UKC

2 pitches. Ephemeral alpine ice line on the west face of Grand Teton in between the enclosure couloir and west face of grand teton.

You will need to circumnavigate the south side of the grand to get from the lower saddle to the western side. Google beta on the Valhalla Traverse. When you reach the enclosure couloir look across the couloir for some snow fields or ledges. You want to aim for the second of these (see photo), which looks like it leads to a dead end, but the dead end turns into nice mixed climbing (M3) or easy rock (5.6-5.7). This deposits you at the bottom of the black ice couloir. Climb the couloir.
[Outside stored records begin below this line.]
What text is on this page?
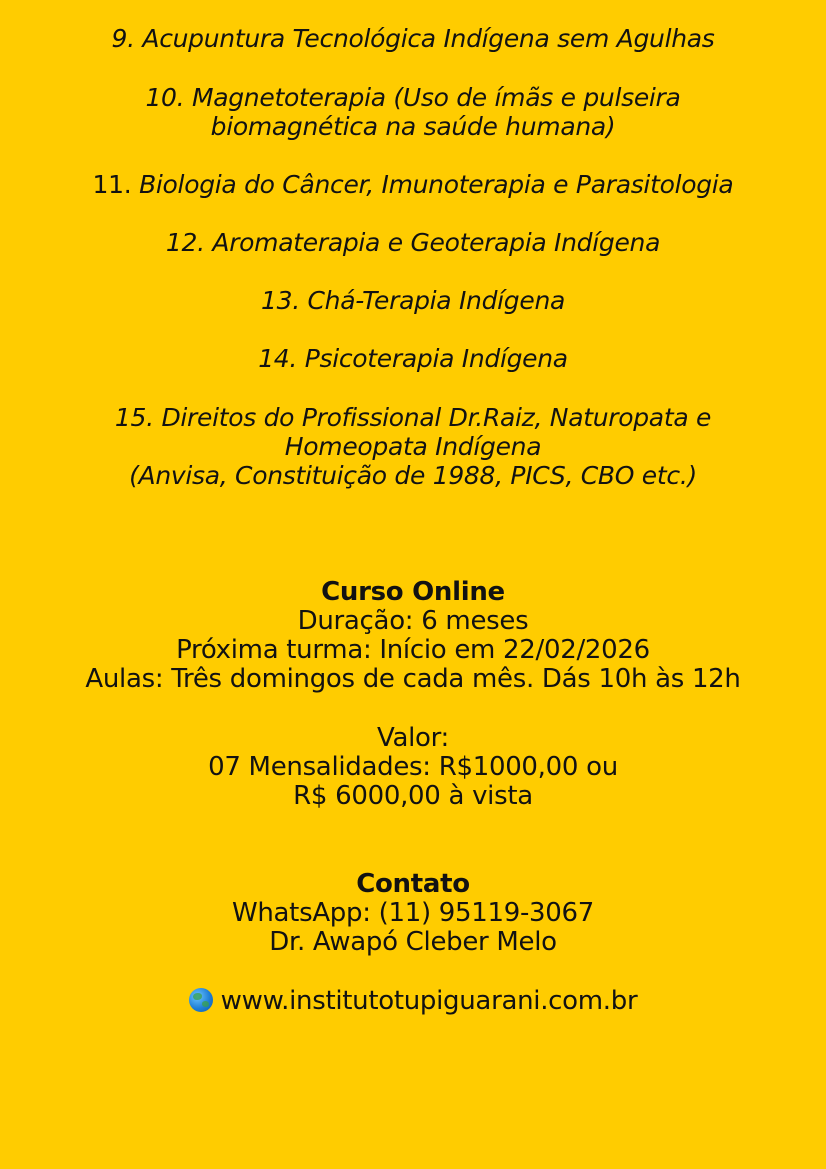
9. Acupuntura Tecnológica Indígena sem Agulhas

10. Magnetoterapia (Uso de ímãs e pulseira
biomagnética na saúde humana)

11. Biologia do Câncer, Imunoterapia e Parasitologia

12. Aromaterapia e Geoterapia Indígena

13. Chá-Terapia Indígena

14. Psicoterapia Indígena

15. Direitos do Profissional Dr.Raiz, Naturopata e
Homeopata Indígena
(Anvisa, Constituição de 1988, PICS, CBO etc.)

Curso Online
Duração: 6 meses
Próxima turma: Início em 22/02/2026
Aulas: Três domingos de cada mês. Dás 10h às 12h
Valor:
07 Mensalidades: R$1000,00 ou
R$ 6000,00 à vista
Contato
WhatsApp: (11) 95119-3067
Dr. Awapó Cleber Melo
www.institutotupiguarani.com.br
At the choke point take the right (AI3) or left (AI4, more mixed, a named variation, not the BIC anymore). After the choke point climb to the top where you'll find the upper saddle. Alternatively climb across to the west face and finish via George Lowe's BIC to west face link up. Jackson-Ortenburger guide has good beta on this.

Don't expect ice throughout. This no longer forms as black ice as far as I know, but rather as seasonal alpine ice. The best season is May-July depending on the season. Were it ice top to bottom like in the old days, this would be an 8 pitch route. Instead, be happy if you get two pitches of ice at the choke. The ice can be good, though, and the west side is a fun place to be.